We collected a total of 2167 abnormal NM-NBI images of early ESCC and 2568 normal images from three institutions (Zhongshan Hospital of Fudan University, Xuhui Hospital, and Kiang Wu Hospital) as the training dataset, and 316 pairs of images, each pair including images obtained with WLI and NBI (same part), were collected for validation. Twenty endoscopists participated in this study to review the validation images with or without the assistance of the CAD systems. The diagnostic results of the two CAD systems and the improvement in the diagnostic efficacy of endoscopists were compared in terms of sensitivity, specificity, accuracy, positive predictive value, and negative predictive value.

Research results

The area under receiver operating characteristic curve for CAD-NBI was 0.9761. For the validation dataset, the sensitivity, specificity, accuracy, positive predictive value, and negative predictive value of CAD-NBI were 91.0%, 96.7%, 94.3%, 95.3%, and 93.6%, respectively, while those of CAD-WLI were 98.5%, 83.1%, 89.5%, 80.8%, and 98.7%, respectively.

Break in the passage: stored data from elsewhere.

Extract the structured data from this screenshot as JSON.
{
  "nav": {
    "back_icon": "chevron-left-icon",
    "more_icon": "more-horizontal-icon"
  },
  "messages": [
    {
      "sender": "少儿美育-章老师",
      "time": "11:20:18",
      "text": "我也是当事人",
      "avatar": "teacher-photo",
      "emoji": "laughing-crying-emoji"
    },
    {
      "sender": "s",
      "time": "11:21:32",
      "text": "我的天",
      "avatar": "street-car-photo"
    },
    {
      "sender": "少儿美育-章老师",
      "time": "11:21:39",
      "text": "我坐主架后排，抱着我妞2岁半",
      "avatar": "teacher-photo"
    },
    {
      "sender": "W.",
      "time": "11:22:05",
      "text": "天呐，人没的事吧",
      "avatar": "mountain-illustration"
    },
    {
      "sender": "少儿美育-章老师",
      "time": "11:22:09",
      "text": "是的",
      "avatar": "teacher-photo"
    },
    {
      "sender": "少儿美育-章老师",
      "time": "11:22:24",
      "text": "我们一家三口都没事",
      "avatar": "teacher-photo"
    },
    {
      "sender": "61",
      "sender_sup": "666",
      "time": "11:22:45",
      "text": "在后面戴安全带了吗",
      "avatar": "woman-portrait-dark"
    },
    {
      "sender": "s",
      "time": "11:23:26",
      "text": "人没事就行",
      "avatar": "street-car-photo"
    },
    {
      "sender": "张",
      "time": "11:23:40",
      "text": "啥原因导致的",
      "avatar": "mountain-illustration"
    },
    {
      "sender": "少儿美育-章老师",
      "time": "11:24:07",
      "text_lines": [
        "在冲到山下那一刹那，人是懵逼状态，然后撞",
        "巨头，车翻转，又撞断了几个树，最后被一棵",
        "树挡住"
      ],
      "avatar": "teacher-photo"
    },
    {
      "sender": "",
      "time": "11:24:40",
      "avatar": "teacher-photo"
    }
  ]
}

CAD-NBI showed superior accuracy and specificity than CAD-WLI (P = 0.028 and P ≤ 0.001, respectively), while CAD-WLI had higher sensitivity than CAD-NBI (P = 0.006). By using both CAD-WLI and CAD-NBI, the endoscopists could improve their diagnostic efficacy to the highest level, with accuracy, sensitivity, and specificity of 94.9%, 92.4%, and 96.7%, respectively.

Research conclusions

The CAD-NBI system for screening early ESCC has higher accuracy and specificity than CAD-WLI. Endoscopists can achieve the best diagnostic efficacy by using both CAD-WLI and CAD-NBI.

Research perspectives

According to the results, the two CAD systems had different advantages in avoiding missed diagnosis and excessive biopsy, which could help endoscopists, especially those with less experience, in screening of early ESCC more efficiently. As the two CAD systems have unique characteristics, we plan to develop a multichannel deep neural network to extract and combine the features of NBI and WLI simultaneously in our future work.